To maintain a constant leverage ratio greater than 1x, an ETF must rebalance. This takes the form of buying high and selling low, which produces the lag effect.
However, you may be asking, why does an ETF have to promise to maintain a constant leverage ratio? Couldn't it advertise that, after buying an index with some initial leverage, it will passively keep the same position size per share, allowing leverage to change with the market? (This is separate from adjusting for corporate actions or composition of the index itself.) As far as I know, it could, but this would be less useful to investors/traders for three reasons:
Anyone buying or holding the ETF as time goes on would have to calculate and monitor its current leverage in order to determine the appropriate position size for their hedging or speculation goal.
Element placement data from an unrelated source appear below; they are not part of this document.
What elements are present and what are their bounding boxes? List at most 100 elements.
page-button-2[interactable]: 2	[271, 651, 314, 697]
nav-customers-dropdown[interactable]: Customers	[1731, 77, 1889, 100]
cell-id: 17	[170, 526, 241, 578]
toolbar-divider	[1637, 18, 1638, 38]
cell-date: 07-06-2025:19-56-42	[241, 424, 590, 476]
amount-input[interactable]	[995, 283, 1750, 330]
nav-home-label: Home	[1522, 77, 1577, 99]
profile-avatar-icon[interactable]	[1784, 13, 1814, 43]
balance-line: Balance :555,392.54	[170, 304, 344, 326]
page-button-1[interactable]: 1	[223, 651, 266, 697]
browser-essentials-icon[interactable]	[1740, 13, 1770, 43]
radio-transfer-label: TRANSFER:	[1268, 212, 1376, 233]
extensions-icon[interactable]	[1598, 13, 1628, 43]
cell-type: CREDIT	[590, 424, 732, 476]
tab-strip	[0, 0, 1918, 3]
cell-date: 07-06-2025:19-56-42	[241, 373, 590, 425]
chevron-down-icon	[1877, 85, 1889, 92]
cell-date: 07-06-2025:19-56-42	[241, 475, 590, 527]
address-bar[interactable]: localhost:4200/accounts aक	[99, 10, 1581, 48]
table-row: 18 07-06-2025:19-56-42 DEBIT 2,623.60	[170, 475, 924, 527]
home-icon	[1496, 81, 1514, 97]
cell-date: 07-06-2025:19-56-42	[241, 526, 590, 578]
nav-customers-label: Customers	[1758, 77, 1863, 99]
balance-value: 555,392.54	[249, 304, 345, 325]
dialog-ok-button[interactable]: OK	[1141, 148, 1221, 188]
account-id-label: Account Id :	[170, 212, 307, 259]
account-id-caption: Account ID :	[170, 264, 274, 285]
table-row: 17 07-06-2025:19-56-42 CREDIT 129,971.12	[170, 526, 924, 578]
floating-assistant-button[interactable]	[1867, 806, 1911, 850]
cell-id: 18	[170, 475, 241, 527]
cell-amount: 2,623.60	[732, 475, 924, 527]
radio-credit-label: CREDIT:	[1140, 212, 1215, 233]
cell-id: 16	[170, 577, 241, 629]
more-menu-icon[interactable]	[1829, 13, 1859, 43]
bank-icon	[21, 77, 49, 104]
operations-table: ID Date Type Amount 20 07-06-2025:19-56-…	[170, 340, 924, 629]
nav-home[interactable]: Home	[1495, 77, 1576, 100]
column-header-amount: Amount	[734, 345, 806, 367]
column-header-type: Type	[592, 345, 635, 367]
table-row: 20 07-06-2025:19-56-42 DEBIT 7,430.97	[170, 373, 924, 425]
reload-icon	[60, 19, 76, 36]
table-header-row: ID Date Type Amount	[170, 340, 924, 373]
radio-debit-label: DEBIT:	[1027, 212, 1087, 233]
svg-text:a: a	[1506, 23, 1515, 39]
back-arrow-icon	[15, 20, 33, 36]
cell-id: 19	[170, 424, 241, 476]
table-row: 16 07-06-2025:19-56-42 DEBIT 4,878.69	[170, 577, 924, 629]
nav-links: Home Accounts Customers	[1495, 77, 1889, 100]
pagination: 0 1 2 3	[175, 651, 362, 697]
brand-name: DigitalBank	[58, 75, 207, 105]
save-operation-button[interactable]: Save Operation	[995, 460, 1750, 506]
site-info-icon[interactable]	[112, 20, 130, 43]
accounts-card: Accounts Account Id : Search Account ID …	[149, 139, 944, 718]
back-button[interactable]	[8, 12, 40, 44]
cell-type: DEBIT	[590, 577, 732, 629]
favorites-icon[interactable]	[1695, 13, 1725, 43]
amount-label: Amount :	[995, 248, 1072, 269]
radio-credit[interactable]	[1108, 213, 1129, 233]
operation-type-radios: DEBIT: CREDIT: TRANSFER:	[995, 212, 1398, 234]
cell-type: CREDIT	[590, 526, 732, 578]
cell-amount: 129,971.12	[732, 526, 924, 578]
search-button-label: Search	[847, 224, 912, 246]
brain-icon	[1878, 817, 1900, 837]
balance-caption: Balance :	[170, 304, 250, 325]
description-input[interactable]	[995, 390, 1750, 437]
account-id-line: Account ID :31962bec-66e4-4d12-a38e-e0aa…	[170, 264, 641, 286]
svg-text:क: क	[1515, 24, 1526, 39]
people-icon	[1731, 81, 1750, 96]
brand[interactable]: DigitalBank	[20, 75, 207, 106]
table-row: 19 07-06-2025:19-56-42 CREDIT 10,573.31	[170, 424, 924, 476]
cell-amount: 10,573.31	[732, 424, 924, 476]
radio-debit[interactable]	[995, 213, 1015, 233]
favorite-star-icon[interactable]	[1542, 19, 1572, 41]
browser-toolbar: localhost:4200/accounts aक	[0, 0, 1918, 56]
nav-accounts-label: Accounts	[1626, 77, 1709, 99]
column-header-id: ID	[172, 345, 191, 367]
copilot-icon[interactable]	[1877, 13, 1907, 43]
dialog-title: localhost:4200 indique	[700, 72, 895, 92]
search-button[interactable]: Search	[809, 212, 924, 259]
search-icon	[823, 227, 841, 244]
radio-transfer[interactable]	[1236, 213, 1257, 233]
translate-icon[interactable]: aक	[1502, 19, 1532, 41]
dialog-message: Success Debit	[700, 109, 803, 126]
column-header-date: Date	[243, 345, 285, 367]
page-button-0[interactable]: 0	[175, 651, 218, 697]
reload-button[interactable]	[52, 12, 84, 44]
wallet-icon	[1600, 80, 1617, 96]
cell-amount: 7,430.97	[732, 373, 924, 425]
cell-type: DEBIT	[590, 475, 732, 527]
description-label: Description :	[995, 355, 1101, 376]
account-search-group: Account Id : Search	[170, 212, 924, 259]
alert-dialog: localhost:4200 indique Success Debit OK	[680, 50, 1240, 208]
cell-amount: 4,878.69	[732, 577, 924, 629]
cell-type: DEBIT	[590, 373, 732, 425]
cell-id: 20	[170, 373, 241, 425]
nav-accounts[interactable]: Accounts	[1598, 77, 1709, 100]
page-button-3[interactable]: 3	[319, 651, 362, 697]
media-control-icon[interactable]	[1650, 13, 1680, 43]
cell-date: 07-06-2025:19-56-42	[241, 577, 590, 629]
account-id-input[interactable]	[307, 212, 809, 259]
It's easier if name of the ETF tells you (to a good approximation) what the leverage will always be.
If the ETF appreciates greatly, then without rebalancing, its leverage will decrease. Ultimately the leverage would approach 1x (unleveraged) for a "successful" long ETF or 0x (cash-like) for a "successful" short ETF. Then the ETF would lose its raison d'etre. In particular it will not turn, say 7% returns into 21% returns for the long term.
If the ETF depreciates greatly, it will face internal margin calls and a significant chance of going bankrupt. Whereas a 3x daily-rebalanced fund would require a 33% drop in the index in one day to go bust, a non-rebalanced fund with initial 3x leverage would go bust if at any point there is a cumulative drop of 33% from inception. Realistically, before that point, margin calls would effectively force a rebalancing.